Critical theory has had a stronger voice at this conference than it has at most conferences I have attended. The keynote of the Liberal Arts Preconference (text of Chris Bourg’s portion and Cecily Walker’s portion) challenged neutrality in libraries and asked us as librarians to actively work in engrossment and empathy. Today, the DLF Forum itself began with a reminder from Musqueam elder Larry Grant that we hold this conference on the land of the First Nations peoples, who have contributed with their lives to the building of not only Canada, but the whole of the Western way of life and received little by way of recognition for it. If we are not including this part of history in our archives and digitization efforts, he challenged, then we are not doing our job.
It was the perfect introduction for Safiya Noble’s keynote “Power, Privilege and the Imperative to Act,” which, like the liberal arts pre-conference keynote, destroyed the concept of neutrality in information systems, specifically zoning in on Google and algorithms. Algorithms and the tools they control, she reminded us, are the product of people. People who exist and operate in a racist, sexist, and colonialist structure. And thus the tools that they produce, unless consciously created to the contrary, operate to maintain that structure. And as Safiya Noble reminded us during the keynote, not actively acting to undo this structure is a decision; we have an imperative to act. In digital libraries and in the world of technology, she offered that a consciously critical point of view asks, “What would our technologies look like if we said ‘no one can die for this’?”

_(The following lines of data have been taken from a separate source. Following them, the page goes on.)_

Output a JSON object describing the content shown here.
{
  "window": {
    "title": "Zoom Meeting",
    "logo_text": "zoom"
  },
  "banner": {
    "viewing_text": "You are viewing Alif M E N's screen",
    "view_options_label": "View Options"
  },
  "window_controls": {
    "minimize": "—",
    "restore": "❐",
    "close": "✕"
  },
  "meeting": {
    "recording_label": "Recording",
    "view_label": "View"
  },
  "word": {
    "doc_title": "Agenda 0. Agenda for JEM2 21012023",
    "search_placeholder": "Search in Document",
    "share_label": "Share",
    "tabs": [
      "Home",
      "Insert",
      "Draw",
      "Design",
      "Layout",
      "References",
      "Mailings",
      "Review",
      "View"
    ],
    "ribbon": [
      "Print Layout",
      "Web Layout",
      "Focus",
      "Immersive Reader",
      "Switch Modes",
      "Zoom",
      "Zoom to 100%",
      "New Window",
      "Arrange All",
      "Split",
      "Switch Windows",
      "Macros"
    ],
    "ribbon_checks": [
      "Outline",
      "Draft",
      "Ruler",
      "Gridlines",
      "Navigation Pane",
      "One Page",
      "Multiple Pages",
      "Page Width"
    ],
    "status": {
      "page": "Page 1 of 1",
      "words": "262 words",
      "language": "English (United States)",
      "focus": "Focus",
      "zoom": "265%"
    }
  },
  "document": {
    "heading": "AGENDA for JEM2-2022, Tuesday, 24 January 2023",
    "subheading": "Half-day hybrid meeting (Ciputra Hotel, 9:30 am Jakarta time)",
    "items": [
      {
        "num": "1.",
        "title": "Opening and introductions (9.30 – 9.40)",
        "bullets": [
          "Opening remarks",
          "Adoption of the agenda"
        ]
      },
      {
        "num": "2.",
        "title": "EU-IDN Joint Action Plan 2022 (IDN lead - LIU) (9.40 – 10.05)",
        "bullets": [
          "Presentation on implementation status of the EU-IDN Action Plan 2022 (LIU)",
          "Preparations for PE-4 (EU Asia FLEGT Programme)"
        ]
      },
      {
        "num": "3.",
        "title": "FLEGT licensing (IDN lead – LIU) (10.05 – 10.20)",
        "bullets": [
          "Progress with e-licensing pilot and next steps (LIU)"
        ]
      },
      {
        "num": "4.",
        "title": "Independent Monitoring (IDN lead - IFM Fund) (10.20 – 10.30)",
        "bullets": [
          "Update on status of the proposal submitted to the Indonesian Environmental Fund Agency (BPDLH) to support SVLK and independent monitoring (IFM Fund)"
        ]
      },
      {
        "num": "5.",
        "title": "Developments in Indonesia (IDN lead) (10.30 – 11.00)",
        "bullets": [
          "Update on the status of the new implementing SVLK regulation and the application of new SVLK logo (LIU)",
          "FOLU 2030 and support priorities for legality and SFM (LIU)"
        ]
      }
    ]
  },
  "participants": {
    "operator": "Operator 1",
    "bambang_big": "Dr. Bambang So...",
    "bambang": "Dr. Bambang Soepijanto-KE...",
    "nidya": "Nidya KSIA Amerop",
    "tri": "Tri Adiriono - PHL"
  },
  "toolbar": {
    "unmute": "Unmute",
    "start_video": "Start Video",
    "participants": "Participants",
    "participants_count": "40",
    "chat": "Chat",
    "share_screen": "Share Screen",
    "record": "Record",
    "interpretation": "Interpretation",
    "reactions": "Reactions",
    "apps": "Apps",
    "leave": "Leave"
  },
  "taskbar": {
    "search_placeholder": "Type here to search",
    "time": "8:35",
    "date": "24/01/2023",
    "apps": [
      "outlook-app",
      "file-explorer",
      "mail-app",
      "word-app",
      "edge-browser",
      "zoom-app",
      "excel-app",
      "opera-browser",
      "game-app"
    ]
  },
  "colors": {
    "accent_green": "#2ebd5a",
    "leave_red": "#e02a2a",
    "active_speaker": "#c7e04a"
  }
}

This is what began my conference and will color all of my thoughts for this week, explicitly or implicitly. After this heavy discussion of morality and digital technologies, it was jarring to step into comedy improv training. The first thing Erin Pappas and Kate Dohe said to us was to put our phones away. You can tweet after this. The idea behind the whole session was that improv skills can help us working in a collaborative environment to roll with the punches and solve common issues by acting and reacting to the cues of our partners. The lessons that they wanted to bring digital libraries workers from improv are explored well in the notes, but my favorite of these was “Make accidents work.” This is another one for my wall of cross-stitched library wisdom.
The rest of my day was spent learning about many interesting tools and projects presented by interesting people. In the snapshots I learned about a “word lab” at University of Pennnsylvania, 3D scanning and presentation, optical music recognition, and multiple other tools and strategies for working with digital humanities materials. Following, I attended a presentation by Bonnie Tijerina and Emily F. Keller from the Data & Society Institute about their research project “Supporting Ethics in Data Research.” This research is examining ways to better support researchers grappling with copyright, data protection, and other new and complex questions about data ethics for researchers using the library — specifically looking at computer science departments.
The close of the day was the poster sessions. There were about thirty of them, with lightening talks to entice us over to examine the full posters. There were so many interesting projects that I cannot begin to describe – the development of an LGBTQ studies physical and digital archive, visualization of someone’s reading pathways, obsolete Canadian computer program preservation, metadata in the national park system. My personal favorite was the University of Michigan poster on an IT department using a project to “build a better scanner” toward undergraduate engagement.
How do the sessions I attended relate to the critical tone of the morning and the liberal arts pre-conference? I’m not yet sure. But I am sure as I continue to listen to the work being done across campuses, I will start to form those connections. I look forward to sitting with it in the blog posts I write in the next few days.